Uncertainty and Error in the Law of Sales: The Article Two Statute of Limitations
57 Pages Posted: 12 Aug 2002
Date Written: July 2002
The statute of limitations in Article Two of the U.C.C. was that Article's most litigated section when first enacted and continues to provoke much dispute. Most of this dispute is legal; there are almost no issues of significance within this section on which the great majority of courts agree. Moreover, even when the courts agree they often are wrong as a matter of interpretation, policy, or both. Perhaps as a result, the statute of limitations in Article Two has had a great many non-uniform amendments, vitiating the benefits of uniform state law. The possible revision of Article Two makes a thorough look at these areas of uncertainty and error timely.

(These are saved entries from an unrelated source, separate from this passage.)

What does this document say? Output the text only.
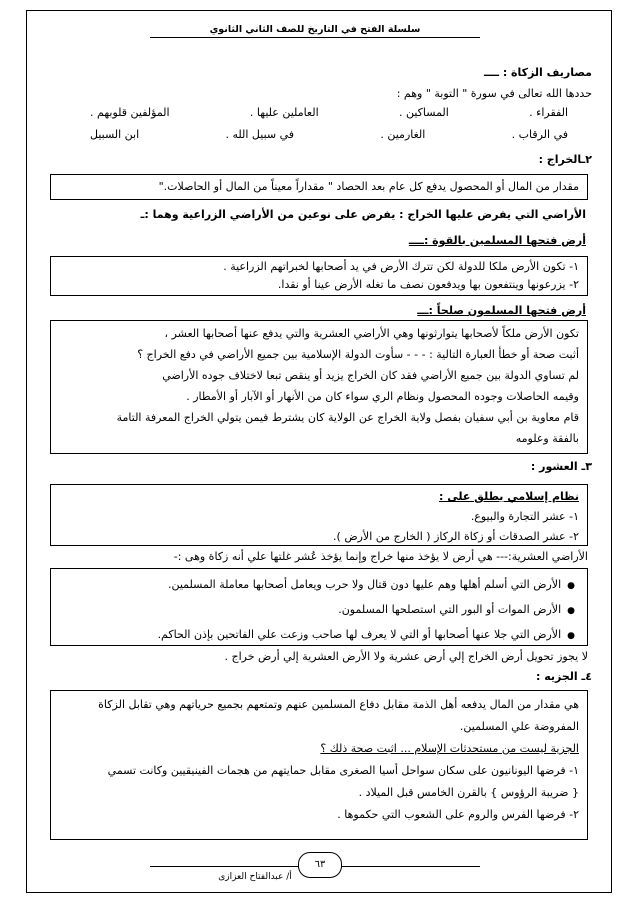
سلسلة الفتح في التاريخ للصف الثاني الثانوي
مصاريف الزكاة : ــــ
حددها الله تعالى في سورة " التوبة " وهم :
الفقراء .
المساكين .
العاملين عليها .
المؤلفين قلوبهم .
في الرقاب .
الغارمين .
في سبيل الله .
ابن السبيل
٢ـالخراج :
مقدار من المال أو المحصول يدفع كل عام بعد الحصاد " مقداراً معيناً من المال أو الحاصلات."
الأراضي التي يفرض عليها الخراج : يفرض على نوعين من الأراضي الزراعية وهما :ـ
أرض فتحها المسلمين بالقوة :ــــ
١- تكون الأرض ملكا للدولة لكن تترك الأرض في يد أصحابها لخبراتهم الزراعية .
٢- يزرعونها وينتفعون بها ويدفعون نصف ما تغله الأرض عينا أو نقدا.
أرض فتحها المسلمون صلحاً :ـــ
تكون الأرض ملكاً لأصحابها يتوارثونها وهي الأراضي العشرية والتي يدفع عنها أصحابها العشر ،
أثبت صحة أو خطأ العبارة التالية : - - - سأوت الدولة الإسلامية بين جميع الأراضي في دفع الخراج ؟
لم تساوي الدولة بين جميع الأراضي فقد كان الخراج يزيد أو ينقص تبعا لاختلاف جوده الأراضي
وقيمه الحاصلات وجوده المحصول ونظام الري سواء كان من الأنهار أو الآبار أو الأمطار .
قام معاوية بن أبي سفيان بفصل ولاية الخراج عن الولاية كان يشترط فيمن يتولي الخراج المعرفة التامة
بالفقة وعلومه
٣ـ العشور :
نظام إسلامي يطلق على :
١- عشر التجارة والبيوع.
٢- عشر الصدقات أو زكاة الركاز ( الخارج من الأرض ).
الأراضي العشرية:--- هي أرض لا يؤخذ منها خراج وإنما يؤخذ عُشر غلتها علي أنه زكاة وهى :-
● الأرض التي أسلم أهلها وهم عليها دون قتال ولا حرب ويعامل أصحابها معاملة المسلمين.
● الأرض الموات أو البور التي استصلحها المسلمون.
● الأرض التي جلا عنها أصحابها أو التي لا يعرف لها صاحب وزعت علي الفاتحين بإذن الحاكم.
لا يجوز تحويل أرض الخراج إلي أرض عشرية ولا الأرض العشرية إلي أرض خراج .
٤ـ الجزيه :
هي مقدار من المال يدفعه أهل الذمة مقابل دفاع المسلمين عنهم وتمتعهم بجميع حرياتهم وهي تقابل الزكاة
المفروضة علي المسلمين.
الجزية ليست من مستحدثات الإسلام ... اثبت صحة ذلك ؟
١- فرضها اليونانيون على سكان سواحل أسيا الصغرى مقابل حمايتهم من هجمات الفينيقيين وكانت تسمي
{ ضريبة الرؤوس } بالقرن الخامس قبل الميلاد .
٢- فرضها الفرس والروم على الشعوب التي حكموها .
٦٣
أ/ عبدالفتاح العزازى
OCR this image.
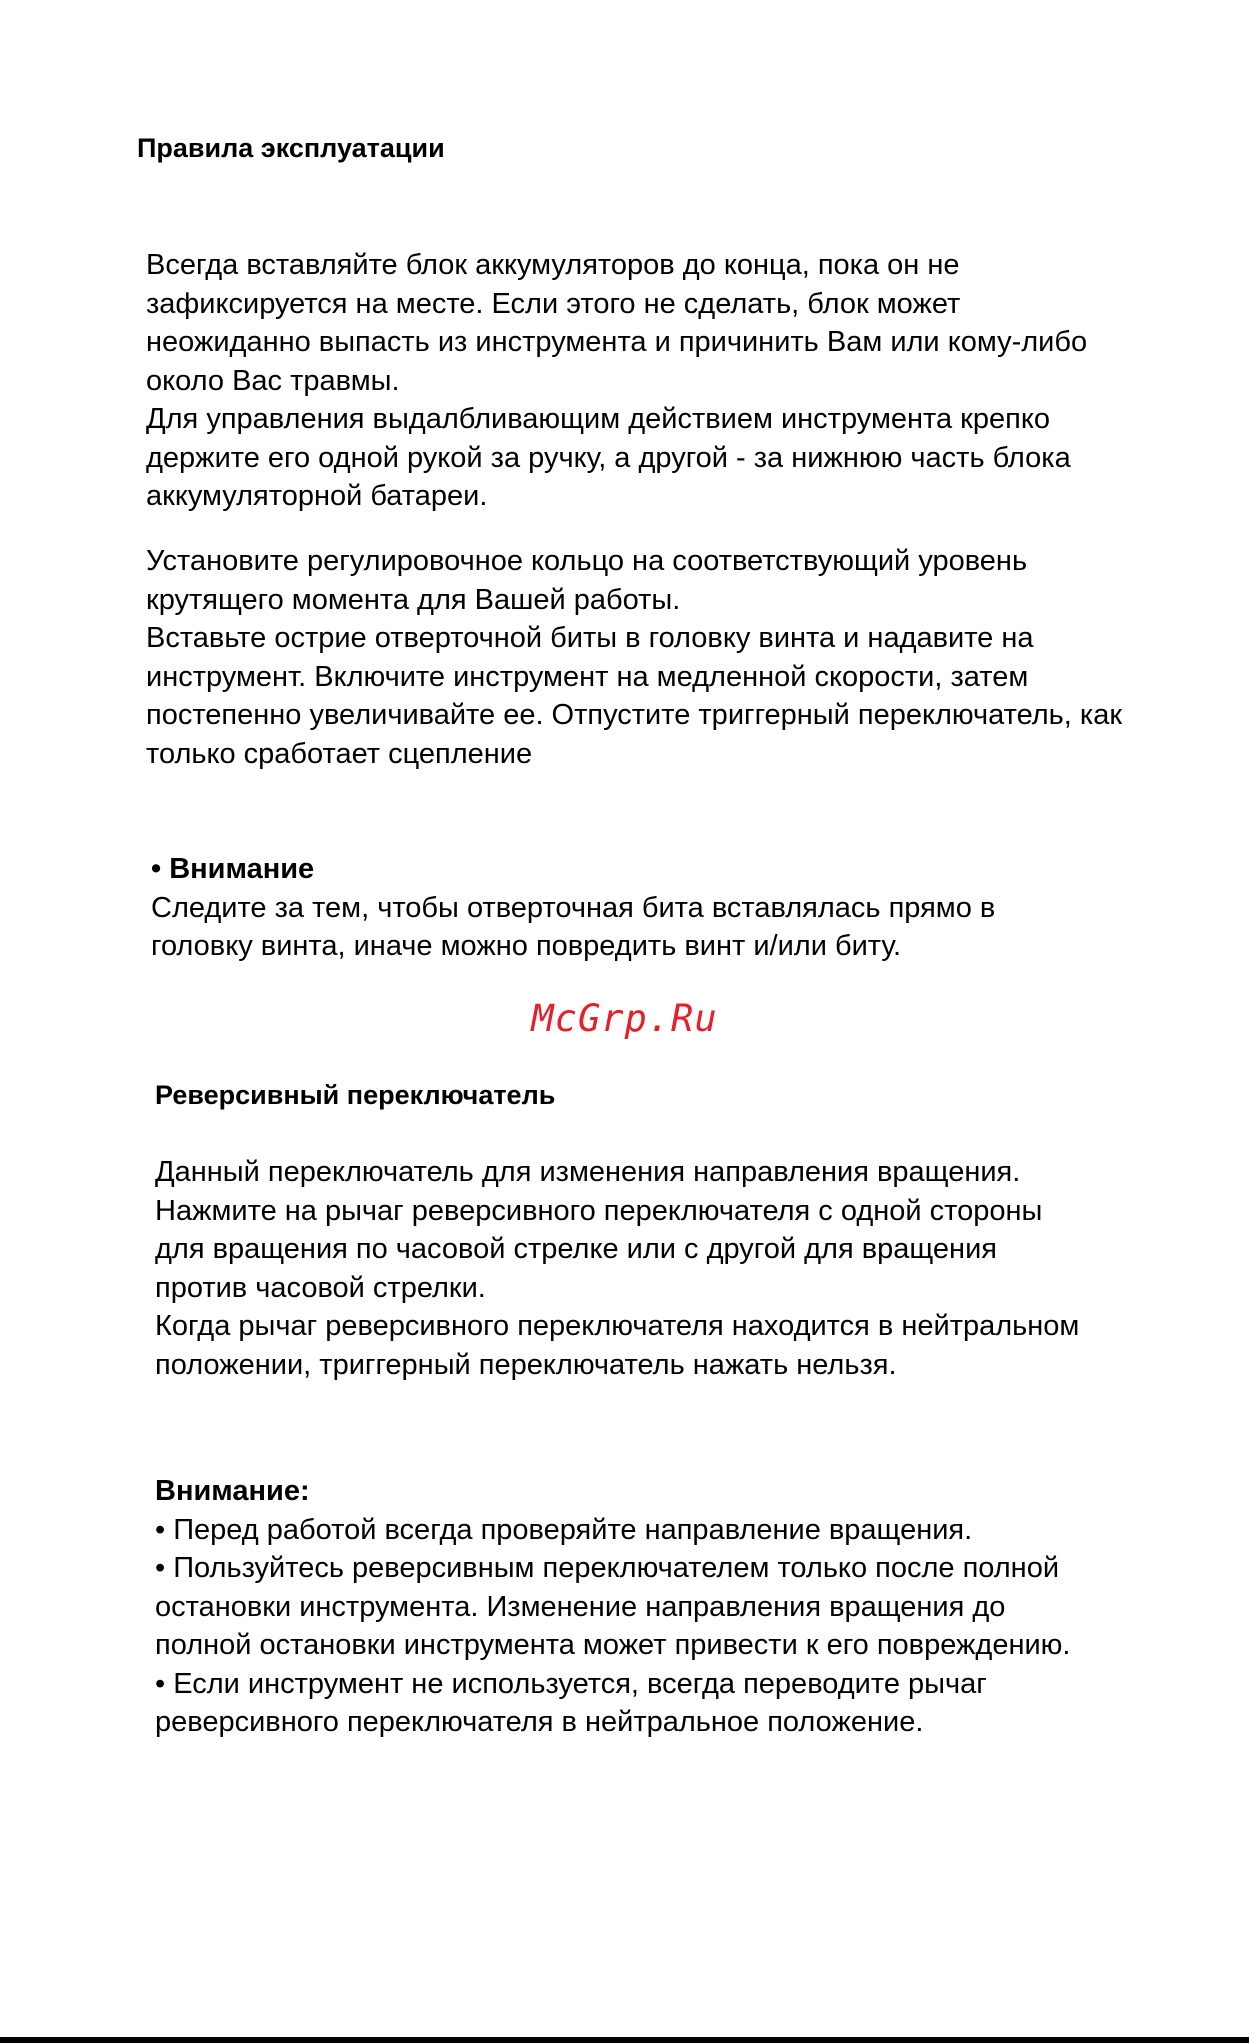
Правила эксплуатации
Всегда вставляйте блок аккумуляторов до конца, пока он не
зафиксируется на месте. Если этого не сделать, блок может
неожиданно выпасть из инструмента и причинить Вам или кому-либо
около Вас травмы.
Для управления выдалбливающим действием инструмента крепко
держите его одной рукой за ручку, а другой - за нижнюю часть блока
аккумуляторной батареи.
Установите регулировочное кольцо на соответствующий уровень
крутящего момента для Вашей работы.
Вставьте острие отверточной биты в головку винта и надавите на
инструмент. Включите инструмент на медленной скорости, затем
постепенно увеличивайте ее. Отпустите триггерный переключатель, как
только сработает сцепление
• Внимание
Следите за тем, чтобы отверточная бита вставлялась прямо в
головку винта, иначе можно повредить винт и/или биту.
McGrp.Ru
Реверсивный переключатель
Данный переключатель для изменения направления вращения.
Нажмите на рычаг реверсивного переключателя с одной стороны
для вращения по часовой стрелке или с другой для вращения
против часовой стрелки.
Когда рычаг реверсивного переключателя находится в нейтральном
положении, триггерный переключатель нажать нельзя.
Внимание:
• Перед работой всегда проверяйте направление вращения.
• Пользуйтесь реверсивным переключателем только после полной
остановки инструмента. Изменение направления вращения до
полной остановки инструмента может привести к его повреждению.
• Если инструмент не используется, всегда переводите рычаг
реверсивного переключателя в нейтральное положение.
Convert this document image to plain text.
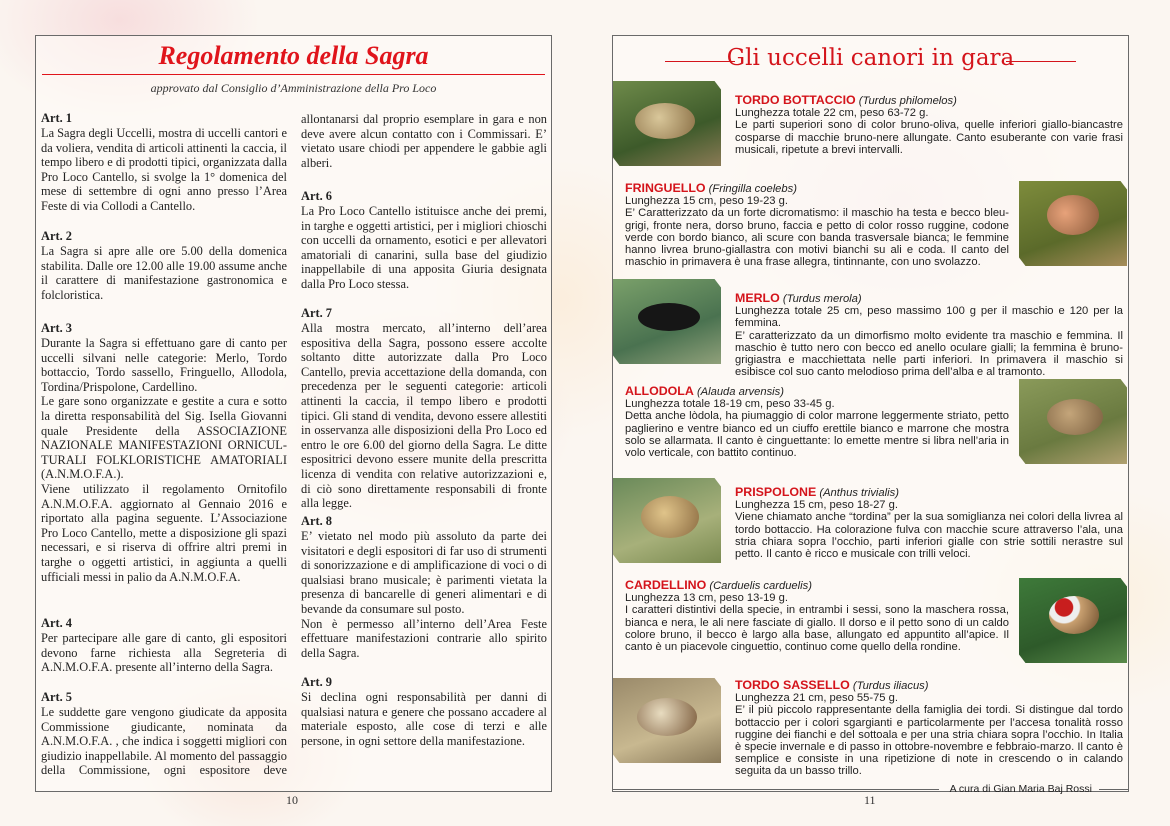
Regolamento della Sagra
approvato dal Consiglio d’Amministrazione della Pro Loco
Art. 1

La Sagra degli Uccelli, mostra di uccelli cantori e da voliera, vendita di articoli attinenti la caccia, il tempo libero e di prodotti tipici, organizzata dalla Pro Loco Cantello, si svolge la 1° domenica del mese di settembre di ogni anno presso l’Area Feste di via Collodi a Cantello.

Art. 2

La Sagra si apre alle ore 5.00 della domenica stabilita. Dalle ore 12.00 alle 19.00 assume anche il carattere di manifestazione gastronomica e folcloristica.

Art. 3

Durante la Sagra si effettuano gare di canto per uccelli silvani nelle categorie: Merlo, Tordo bottaccio, Tordo sassello, Fringuello, Allodola, Tordina/Prispolone, Cardellino.

Le gare sono organizzate e gestite a cura e sotto la diretta responsabilità del Sig. Isella Giovanni quale Presidente della ASSOCIAZIONE NAZIONALE MANIFESTAZIONI ORNICUL-TURALI FOLKLORISTICHE AMATORIALI (A.N.M.O.F.A.).

Viene utilizzato il regolamento Ornitofilo A.N.M.O.F.A. aggiornato al Gennaio 2016 e riportato alla pagina seguente. L’Associazione Pro Loco Cantello, mette a disposizione gli spazi necessari, e si riserva di offrire altri premi in targhe o oggetti artistici, in aggiunta a quelli ufficiali messi in palio da A.N.M.O.F.A.

Art. 4

Per partecipare alle gare di canto, gli espositori devono farne richiesta alla Segreteria di A.N.M.O.F.A. presente all’interno della Sagra.

Art. 5

Le suddette gare vengono giudicate da apposita Commissione giudicante, nominata da A.N.M.O.F.A. , che indica i soggetti migliori con giudizio inappellabile. Al momento del passaggio della Commissione, ogni espositore deve

allontanarsi dal proprio esemplare in gara e non deve avere alcun contatto con i Commissari. E’ vietato usare chiodi per appendere le gabbie agli alberi.

Art. 6

La Pro Loco Cantello istituisce anche dei premi, in targhe e oggetti artistici, per i migliori chioschi con uccelli da ornamento, esotici e per allevatori amatoriali di canarini, sulla base del giudizio inappellabile di una apposita Giuria designata dalla Pro Loco stessa.

Art. 7

Alla mostra mercato, all’interno dell’area espositiva della Sagra, possono essere accolte soltanto ditte autorizzate dalla Pro Loco Cantello, previa accettazione della domanda, con precedenza per le seguenti categorie: articoli attinenti la caccia, il tempo libero e prodotti tipici. Gli stand di vendita, devono essere allestiti in osservanza alle disposizioni della Pro Loco ed entro le ore 6.00 del giorno della Sagra. Le ditte espositrici devono essere munite della prescritta licenza di vendita con relative autorizzazioni e, di ciò sono direttamente responsabili di fronte alla legge.

Art. 8

E’ vietato nel modo più assoluto da parte dei visitatori e degli espositori di far uso di strumenti di sonorizzazione e di amplificazione di voci o di qualsiasi brano musicale; è parimenti vietata la presenza di bancarelle di generi alimentari e di bevande da consumare sul posto.

Non è permesso all’interno dell’Area Feste effettuare manifestazioni contrarie allo spirito della Sagra.

Art. 9

Si declina ogni responsabilità per danni di qualsiasi natura e genere che possano accadere al materiale esposto, alle cose di terzi e alle persone, in ogni settore della manifestazione.

10
Gli uccelli canori in gara
TORDO BOTTACCIO (Turdus philomelos)
Lunghezza totale 22 cm, peso 63-72 g.
Le parti superiori sono di color bruno-oliva, quelle inferiori giallo-biancastre cosparse di macchie bruno-nere allungate. Canto esuberante con varie frasi musicali, ripetute a brevi intervalli.
FRINGUELLO (Fringilla coelebs)
Lunghezza 15 cm, peso 19-23 g.
E’ Caratterizzato da un forte dicromatismo: il maschio ha testa e becco bleu-grigi, fronte nera, dorso bruno, faccia e petto di color rosso ruggine, codone verde con bordo bianco, ali scure con banda trasversale bianca; le femmine hanno livrea bruno-giallastra con motivi bianchi su ali e coda. Il canto del maschio in primavera è una frase allegra, tintinnante, con uno svolazzo.
MERLO (Turdus merola)
Lunghezza totale 25 cm, peso massimo 100 g per il maschio e 120 per la femmina.
E’ caratterizzato da un dimorfismo molto evidente tra maschio e femmina. Il maschio è tutto nero con becco ed anello oculare gialli; la femmina è bruno-grigiastra e macchiettata nelle parti inferiori. In primavera il maschio si esibisce col suo canto melodioso prima dell’alba e al tramonto.
ALLODOLA (Alauda arvensis)
Lunghezza totale 18-19 cm, peso 33-45 g.
Detta anche lòdola, ha piumaggio di color marrone leggermente striato, petto paglierino e ventre bianco ed un ciuffo erettile bianco e marrone che mostra solo se allarmata. Il canto è cinguettante: lo emette mentre si libra nell’aria in volo verticale, con battito continuo.
PRISPOLONE (Anthus trivialis)
Lunghezza 15 cm, peso 18-27 g.
Viene chiamato anche “tordina” per la sua somiglianza nei colori della livrea al tordo bottaccio. Ha colorazione fulva con macchie scure attraverso l’ala, una stria chiara sopra l’occhio, parti inferiori gialle con strie sottili nerastre sul petto. Il canto è ricco e musicale con trilli veloci.
CARDELLINO (Carduelis carduelis)
Lunghezza 13 cm, peso 13-19 g.
I caratteri distintivi della specie, in entrambi i sessi, sono la maschera rossa, bianca e nera, le ali nere fasciate di giallo. Il dorso e il petto sono di un caldo colore bruno, il becco è largo alla base, allungato ed appuntito all’apice. Il canto è un piacevole cinguettio, continuo come quello della rondine.
TORDO SASSELLO (Turdus iliacus)
Lunghezza 21 cm, peso 55-75 g.
E’ il più piccolo rappresentante della famiglia dei tordi. Si distingue dal tordo bottaccio per i colori sgargianti e particolarmente per l’accesa tonalità rosso ruggine dei fianchi e del sottoala e per una stria chiara sopra l’occhio. In Italia è specie invernale e di passo in ottobre-novembre e febbraio-marzo. Il canto è semplice e consiste in una ripetizione di note in crescendo o in calando seguita da un basso trillo.
A cura di Gian Maria Baj Rossi
11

This Article reviews the main spots of dispute. For example, the courts are split on whether implied warranties come under a discovery rule or under the usual time-of-breach rule; when express warranties do so; whether personal injury claims fall within the Article Two statute of limitations when they stem from breaches of warranty; whether indemnification actions or non-privity actions fall under the Article Two statute; whether promises to repair or replace goods fall under the statute, and, if so, when the limitations period starts to run; and when attempts to repair goods or settle disputes toll the statute of limitations. It considers each from a range of perspectives - doctrinal, comparative, economic, behavioral. Many can be dealt with under the statute as it is, for instance, the repair or replace dispute or the indemnification dispute. Some cannot, at least not without torturing the statute, for instance, the implied warranty dispute. Regrettably, Amended Article Two greatly lengthens the statute of limitations without solving its fundamental flaws, though its length yields patchwork solutions to some of the doctrinal problems. Changing the statute from one based on accrual at time of breach to one based on accrual at time of discovery would solve many of these problems more simply, particularly those pertaining to when warranties are included. The others may be dealt with by comment or by drawing from other state enactments.